My husband recently went from a corporate gig to a home office. For years, Steve was with a giant global company, working in the office of their North American headquarters and jetting off to New York or Amsterdam on a regular basis.
Now he works out of his home office in a basement bedroom. Instead of a view of the Atlanta skyline, he looks out on our neighbor’s bass boat parked on a trailer.
I told him he wouldn’t like it. I thought he’d miss the camaraderie of the office, the convenience of assistants, the excitement of being a big shot at a big company.
I was wrong. Steve is happy as a clam down there. He goes to work in shorts and a T-shirt, unless he’s got to go out for a meeting. He can check in with our son when he gets home from school, maybe shoot a few baskets out in the driveway with Sam. He has easy access to good coffee and half and half. If he’s not meeting someone for lunch, he can usually find something healthy to eat in the kitchen.
So much business is done by phone or email nowadays. And it’s just as easy to handle that from a home office as a big office. Steve’s business partners are in Canada and Switzerland, so they hold meetings on Skype. And occasionally he goes to New York or San Diego or Canada or Switzerland for meetings.
I loved working from home. Now I’m the one in the glass office tower, but for our son’s early years, I worked from a converted screened porch off our kitchen. I could take breaks to play with Sam for a few minutes, so he got to see me off and on during the workday. I was right there if his nanny had a question. And I could drop him off in the mornings at his pre-school up the street and be at my desk five minutes later.

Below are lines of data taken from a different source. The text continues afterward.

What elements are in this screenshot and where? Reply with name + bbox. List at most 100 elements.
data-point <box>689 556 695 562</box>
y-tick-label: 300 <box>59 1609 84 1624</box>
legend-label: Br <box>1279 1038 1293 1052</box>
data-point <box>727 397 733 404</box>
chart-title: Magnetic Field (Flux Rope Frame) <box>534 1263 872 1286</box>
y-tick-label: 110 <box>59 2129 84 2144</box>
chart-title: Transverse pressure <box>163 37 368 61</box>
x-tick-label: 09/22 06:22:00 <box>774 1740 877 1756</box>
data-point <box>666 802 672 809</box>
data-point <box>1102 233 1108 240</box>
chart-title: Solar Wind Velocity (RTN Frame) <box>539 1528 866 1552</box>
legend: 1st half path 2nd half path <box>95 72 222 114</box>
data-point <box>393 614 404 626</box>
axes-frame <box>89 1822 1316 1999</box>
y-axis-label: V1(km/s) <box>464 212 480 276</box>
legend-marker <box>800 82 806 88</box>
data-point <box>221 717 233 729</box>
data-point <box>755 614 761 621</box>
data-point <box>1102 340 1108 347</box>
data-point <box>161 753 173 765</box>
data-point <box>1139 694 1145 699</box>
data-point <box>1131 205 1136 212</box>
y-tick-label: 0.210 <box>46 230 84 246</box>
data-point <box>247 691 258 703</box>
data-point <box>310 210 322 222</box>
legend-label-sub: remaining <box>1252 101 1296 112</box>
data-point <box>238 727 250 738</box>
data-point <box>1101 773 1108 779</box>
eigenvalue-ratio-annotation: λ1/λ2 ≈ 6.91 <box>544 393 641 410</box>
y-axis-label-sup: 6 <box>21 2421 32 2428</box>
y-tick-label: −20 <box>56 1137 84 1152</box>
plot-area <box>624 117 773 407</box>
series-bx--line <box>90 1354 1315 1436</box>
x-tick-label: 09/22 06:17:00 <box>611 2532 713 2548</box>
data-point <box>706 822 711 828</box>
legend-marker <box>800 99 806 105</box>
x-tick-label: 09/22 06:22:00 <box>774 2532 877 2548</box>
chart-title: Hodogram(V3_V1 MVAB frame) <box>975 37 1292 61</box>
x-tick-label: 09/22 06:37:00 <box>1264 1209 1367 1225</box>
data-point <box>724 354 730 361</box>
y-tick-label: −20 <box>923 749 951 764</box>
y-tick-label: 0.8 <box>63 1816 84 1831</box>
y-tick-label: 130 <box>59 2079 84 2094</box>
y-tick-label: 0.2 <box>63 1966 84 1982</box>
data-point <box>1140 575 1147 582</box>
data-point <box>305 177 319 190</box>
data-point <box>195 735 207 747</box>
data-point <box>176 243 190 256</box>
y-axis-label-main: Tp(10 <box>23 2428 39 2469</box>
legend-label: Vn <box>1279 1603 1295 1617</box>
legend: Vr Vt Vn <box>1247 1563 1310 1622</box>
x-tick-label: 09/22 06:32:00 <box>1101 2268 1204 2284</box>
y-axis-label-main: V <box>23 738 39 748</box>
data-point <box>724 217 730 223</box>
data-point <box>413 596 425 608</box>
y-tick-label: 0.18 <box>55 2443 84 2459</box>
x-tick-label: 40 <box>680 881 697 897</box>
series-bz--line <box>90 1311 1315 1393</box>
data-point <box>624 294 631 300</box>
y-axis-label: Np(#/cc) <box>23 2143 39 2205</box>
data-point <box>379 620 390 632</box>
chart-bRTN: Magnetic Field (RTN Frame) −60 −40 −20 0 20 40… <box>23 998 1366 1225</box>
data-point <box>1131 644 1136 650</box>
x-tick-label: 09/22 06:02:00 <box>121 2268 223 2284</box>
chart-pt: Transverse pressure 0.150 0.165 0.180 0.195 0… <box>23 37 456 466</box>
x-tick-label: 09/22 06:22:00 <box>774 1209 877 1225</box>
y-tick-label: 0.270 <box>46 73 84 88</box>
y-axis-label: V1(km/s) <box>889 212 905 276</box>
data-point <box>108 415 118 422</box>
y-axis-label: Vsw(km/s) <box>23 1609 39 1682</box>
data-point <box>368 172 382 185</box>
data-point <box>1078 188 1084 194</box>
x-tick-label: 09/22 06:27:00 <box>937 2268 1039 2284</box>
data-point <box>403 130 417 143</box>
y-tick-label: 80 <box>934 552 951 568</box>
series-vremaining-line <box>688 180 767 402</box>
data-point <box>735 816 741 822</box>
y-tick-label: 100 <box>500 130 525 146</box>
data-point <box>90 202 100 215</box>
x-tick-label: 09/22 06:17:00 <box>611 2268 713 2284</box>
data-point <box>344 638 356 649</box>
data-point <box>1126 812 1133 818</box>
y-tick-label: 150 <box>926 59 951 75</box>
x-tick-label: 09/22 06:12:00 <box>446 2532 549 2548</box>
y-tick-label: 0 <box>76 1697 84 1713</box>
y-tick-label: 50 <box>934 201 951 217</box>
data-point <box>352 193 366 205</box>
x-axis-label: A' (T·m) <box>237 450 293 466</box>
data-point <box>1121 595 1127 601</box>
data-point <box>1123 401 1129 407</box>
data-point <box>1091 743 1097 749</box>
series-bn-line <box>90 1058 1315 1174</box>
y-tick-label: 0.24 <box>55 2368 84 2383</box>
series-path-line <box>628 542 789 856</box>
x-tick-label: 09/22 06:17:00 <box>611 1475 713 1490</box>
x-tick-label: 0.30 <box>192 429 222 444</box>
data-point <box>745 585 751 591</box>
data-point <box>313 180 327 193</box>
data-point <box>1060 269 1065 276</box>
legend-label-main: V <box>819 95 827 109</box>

Imagine being able to open your office window and for a little fresh air. When my business partner Jennifer went from a corporate cubicle to her home office, she felt a new sense of freedom. She couldn’t get over how great it was to be out in the real world during the day instead of housed somewhere in the fluorescent-lighted sprawl of a Fortune 100 company.
There are a huge number of small business owners who never shower until midday. They get up in the morning and sit down at their desk. My friend Marilou, who ran McFarlane Marketing out of a home office for a few years, said her UPS guy had never seen her in anything but sweats and a ponytail, because her routine was to work all morning, go running at lunch, and then take a shower and get dressed sometime early afternoon.
There are many practical advantages to a home office. You don’t have to pay rent. You can work without the interruptions of a traditional office environment. Your commute is pretty short. You can be there during the day for your kids. Your dog can lie at your feet while you work.
But the biggest advantage is quality of life. For many people, escaping a corporate environment and working in a home office means a huge improvement in their work-life balance.